The above picture shows the launch dialog of this custom program. The inputs are the path of the data base file, the range and step for the constant pressure values and, for each log, optional values for the minimum and maximum of the Period Time to be used. The dialog is shown after all these inputs have been inserted.


This picture shows the Excel graphs for the data and fitted curve values for each of the four functions extracted from one of the eight log files. Note that the jitter in the data is greater at the beginning of the run, when the pressure, and hence the revs, are higher. In all four cases the fitted curve appears to provide a very good approximation to the data points from which it is derived.


This picture shows the Excel graphs for the constant pressure performance curves for Power and Efficiency as functions of Revs. Each curve has eight data points, one derived from each of the eight log files. Some evidence of the peak I expected occurs only for the Efficiency curve at the lowest constant pressure (1.5 bar). Otherwise, for any given input pressure, both the output power and the efficiency decrease as the revolutions increase. This must be due to the steady increase with revs (probably worse than linear) of power dissipation in the engine itself.

Coefficient of Friction

A final remark relates to the Coefficient of Friction between the rim of the steel wheel and the wooden block. It was because I had no idea of the value of this coefficient that I discovered only after the first attempts to use the instrument that the rocker was too long and heavy to create a light load for an engine, and so I had to cut it in two to have a short version when necessary.

The log results of the test runs reported above allowed me to produce an estimate of this coefficient. The values varied a little from run to run and also during each run but the values are centered around 0.3. Thus a radial force of 1 Kg between the wooden block and the wheel rim generates a tangential frictional force on the wheel of roughly 0.3 Kg.
I have a table somewhere that shows coefficient of friction values for some materials. But this looks interesting.

A lot of machining and heavy and clunky Victorian design mechanical hardware needed there.
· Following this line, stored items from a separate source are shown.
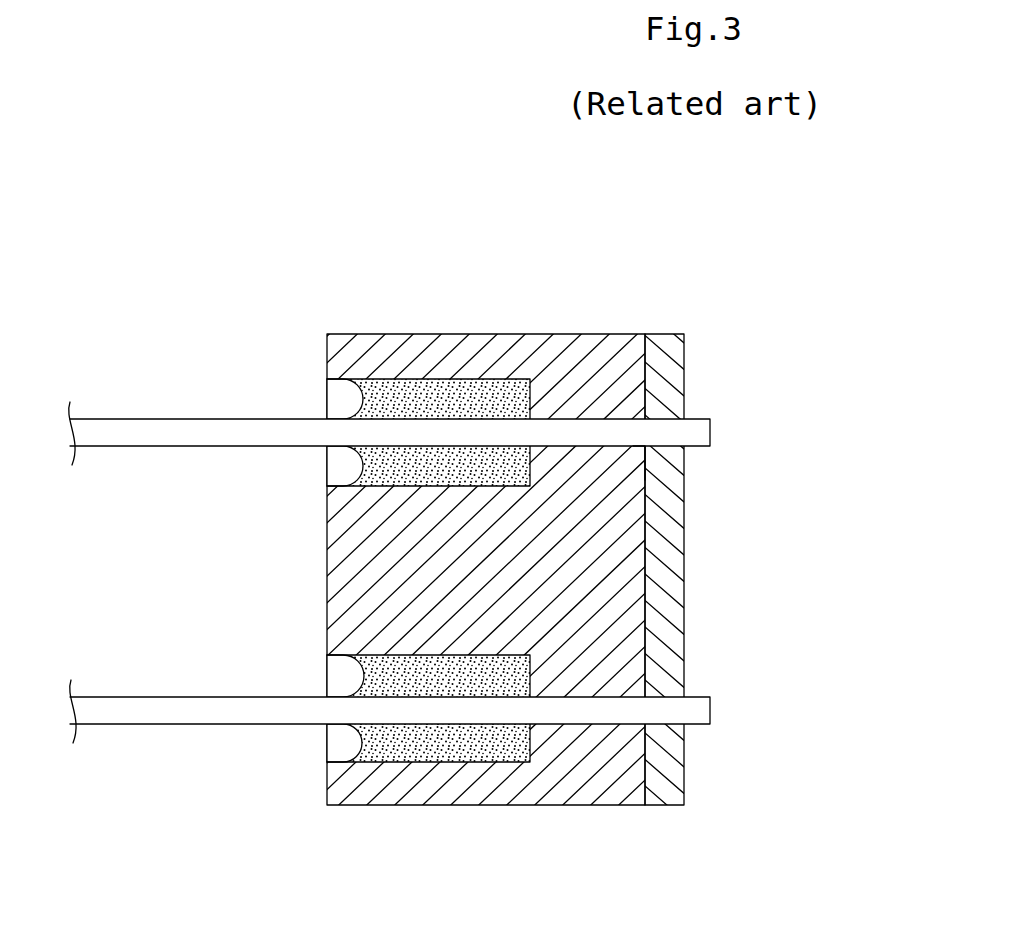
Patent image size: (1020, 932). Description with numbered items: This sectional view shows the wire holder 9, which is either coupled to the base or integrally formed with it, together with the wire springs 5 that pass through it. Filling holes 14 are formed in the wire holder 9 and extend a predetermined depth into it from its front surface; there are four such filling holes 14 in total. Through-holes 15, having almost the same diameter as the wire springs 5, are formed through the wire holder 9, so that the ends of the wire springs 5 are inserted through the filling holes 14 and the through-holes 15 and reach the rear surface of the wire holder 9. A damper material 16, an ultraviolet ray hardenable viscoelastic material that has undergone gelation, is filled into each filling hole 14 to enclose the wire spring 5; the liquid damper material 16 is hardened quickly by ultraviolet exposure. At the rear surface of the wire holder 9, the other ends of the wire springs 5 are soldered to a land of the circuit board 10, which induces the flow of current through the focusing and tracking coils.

The wire spring 5 is at (207, 427).
The wire holder 9 is at (592, 334).
The circuit board 10 is at (665, 360).
The filling hole 14 is at (327, 398).
The through-hole 15 is at (630, 446).
The damper material 16 is at (375, 660).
Wouldn't it be a lot easier to have a water pump connected to the engine and measure the flow rate in a re-circulating water system ?
Gradually increasing the water volume or the water pumped height until the engine cannot pump at any higher flow rate any more.

Hello Dave,

As a matter of fact I did consider pumping some fluid against gravity as a way of providing a measurable load for small engines. In the end I plumped for the Seller Dynamometer technique for three reasons.
  • The fact that Seller’s idea gets enthusiastic recommendation in Harris’s book gave me some confidence that the method would probably work in practice. Harris doesn’t mention pumping fluid as an alternative.
  • Personally I know very little about hydraulics and pumps and would have had difficulty in choosing or building the pump and the flow sensor or in estimating losses due to turbulence.
  • Rough calculation, ignoring losses due to turbulence and friction in the pump, show that rather a lot of fluid would be involved. For example, if I’ve got my sums right, a 100 watt motor would pump over 10 litres of water per second up 1 meter against gravity. Or 5 litres per second up 2 meters, but a 2 meter height is rather awkward to organise in my little workshop which is exactly 2 meters high.. Which has implications for the size and cost of the pump and the flow sensor. A popular 10 dollar flow sensor I’ve seen on the Arduino forum has inlets and outlets with ½” tubes but has a maximum flow rate of only ½ litre per second.
So to answer your question “would it be a lot easier..?” I have to answer that I don’t think it would have been easier for me. Not even bearing in mind that building my brake power meter certainly wasn’t as easy as I thought it would be when I started! But the only way to know the answer would be to try to do it.